Adjusted for the sale of its consumer CLEC (competitive local exchange carrier) business, Windstream's year-over-year revenue declined 6%. While revenue for all segments declined from last year's first quarter, consumer revenue and strategic enterprise revenue were the bright spots and, in our view, the firm's most promising businesses long term.
Consumer revenue fell 1% year over year, but the decline was mostly attributable to voice. Consumer high-speed Internet revenue was flat versus the same quarter last year, but the firm added over 11,000 new customers in the quarter, marking Windstream's best quarter since 2011 by that metric and the firm's fourth straight quarter of customer growth. Lower average revenue per user offset the 3% year-over-year growth in customers. We think Windstream will be able to grow Internet revenue in the future.
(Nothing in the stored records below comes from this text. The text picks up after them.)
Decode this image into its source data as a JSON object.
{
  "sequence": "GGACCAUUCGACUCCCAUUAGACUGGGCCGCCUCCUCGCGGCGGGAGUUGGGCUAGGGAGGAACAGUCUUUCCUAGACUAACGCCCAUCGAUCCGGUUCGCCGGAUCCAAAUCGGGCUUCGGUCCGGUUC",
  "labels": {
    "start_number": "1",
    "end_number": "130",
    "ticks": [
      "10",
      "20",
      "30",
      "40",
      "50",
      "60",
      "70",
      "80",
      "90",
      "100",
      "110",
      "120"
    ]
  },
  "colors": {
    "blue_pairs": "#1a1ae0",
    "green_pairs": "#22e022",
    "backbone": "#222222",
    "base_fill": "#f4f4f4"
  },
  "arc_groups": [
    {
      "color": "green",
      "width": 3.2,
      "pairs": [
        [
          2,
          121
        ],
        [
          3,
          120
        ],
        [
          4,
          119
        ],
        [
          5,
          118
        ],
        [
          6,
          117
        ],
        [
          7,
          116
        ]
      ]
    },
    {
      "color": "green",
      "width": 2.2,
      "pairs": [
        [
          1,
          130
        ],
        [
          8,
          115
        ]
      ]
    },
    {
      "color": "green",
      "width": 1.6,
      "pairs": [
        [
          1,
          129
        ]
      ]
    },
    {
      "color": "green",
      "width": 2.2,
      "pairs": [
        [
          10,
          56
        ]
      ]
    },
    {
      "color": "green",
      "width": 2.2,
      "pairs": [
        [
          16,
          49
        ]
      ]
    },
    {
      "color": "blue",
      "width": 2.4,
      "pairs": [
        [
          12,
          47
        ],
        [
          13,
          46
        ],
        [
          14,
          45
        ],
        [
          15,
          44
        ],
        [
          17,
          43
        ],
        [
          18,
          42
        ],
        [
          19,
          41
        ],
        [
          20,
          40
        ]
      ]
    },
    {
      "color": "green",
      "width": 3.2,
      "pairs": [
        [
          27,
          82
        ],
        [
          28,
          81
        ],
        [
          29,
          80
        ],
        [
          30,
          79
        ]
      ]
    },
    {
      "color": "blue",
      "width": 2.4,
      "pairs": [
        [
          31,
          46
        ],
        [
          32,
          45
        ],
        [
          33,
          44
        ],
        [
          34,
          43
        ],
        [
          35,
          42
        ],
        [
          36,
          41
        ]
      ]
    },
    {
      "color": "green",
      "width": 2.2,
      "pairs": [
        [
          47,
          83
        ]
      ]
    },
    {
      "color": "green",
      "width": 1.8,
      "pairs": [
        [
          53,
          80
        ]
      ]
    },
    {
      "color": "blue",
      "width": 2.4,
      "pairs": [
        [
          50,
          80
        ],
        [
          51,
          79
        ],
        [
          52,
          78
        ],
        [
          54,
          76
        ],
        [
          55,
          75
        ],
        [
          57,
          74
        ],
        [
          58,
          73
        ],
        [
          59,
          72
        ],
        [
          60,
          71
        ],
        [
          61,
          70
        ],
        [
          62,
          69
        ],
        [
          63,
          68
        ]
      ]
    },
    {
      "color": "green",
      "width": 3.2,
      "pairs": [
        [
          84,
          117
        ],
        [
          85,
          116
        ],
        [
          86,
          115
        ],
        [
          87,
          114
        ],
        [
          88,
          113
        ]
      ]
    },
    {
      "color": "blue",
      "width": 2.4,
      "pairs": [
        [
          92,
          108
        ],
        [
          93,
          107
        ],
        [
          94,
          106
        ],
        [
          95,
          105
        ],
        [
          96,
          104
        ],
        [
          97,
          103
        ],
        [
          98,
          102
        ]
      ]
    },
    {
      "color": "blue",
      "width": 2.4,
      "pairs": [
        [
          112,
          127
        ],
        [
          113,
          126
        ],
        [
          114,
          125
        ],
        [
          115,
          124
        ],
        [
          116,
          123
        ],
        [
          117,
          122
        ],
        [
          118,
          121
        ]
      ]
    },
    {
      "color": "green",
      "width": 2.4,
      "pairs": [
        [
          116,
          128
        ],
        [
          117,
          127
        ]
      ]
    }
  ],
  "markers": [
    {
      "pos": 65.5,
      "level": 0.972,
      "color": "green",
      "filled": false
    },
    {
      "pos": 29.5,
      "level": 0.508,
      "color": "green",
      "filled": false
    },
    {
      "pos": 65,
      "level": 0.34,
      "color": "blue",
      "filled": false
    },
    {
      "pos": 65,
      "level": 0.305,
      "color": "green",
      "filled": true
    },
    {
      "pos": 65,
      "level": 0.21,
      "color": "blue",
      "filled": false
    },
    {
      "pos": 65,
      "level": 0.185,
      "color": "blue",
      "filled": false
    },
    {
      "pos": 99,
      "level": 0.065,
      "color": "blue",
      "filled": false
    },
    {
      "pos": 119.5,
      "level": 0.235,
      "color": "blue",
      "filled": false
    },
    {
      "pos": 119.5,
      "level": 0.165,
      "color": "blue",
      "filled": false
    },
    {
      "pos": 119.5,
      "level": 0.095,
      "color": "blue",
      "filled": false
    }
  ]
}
Enterprise strategic services, which includes software-defined wide area networking, or SD-WAN, and unified communications as a service, or UCaaS, continued rapid growth off a low base, rising over 8% sequentially and 44% year over year. We think the firm will be able to maintain similar levels of growth for several years, but strategic services still account for less than 10% of enterprise revenue. Double-digit year-over-year revenue declines in other enterprise revenue streams led to enterprise revenue contraction of 8% year over year. With strategic services continuing to cannibalize higher-revenue enterprise alternatives, such as MPLS (multiprotocol label switching), we think revenue declines will continue.
The firm's adjusted EBITDA margin contracted by 170 basis points versus last year's first quarter, due primarily to higher cost of services and the sale of the consumer CLEC business, which was relatively higher margin. We think margins will expand from here, as a continuing shift towards strategic from legacy enterprise services should allow the firm to cut costs.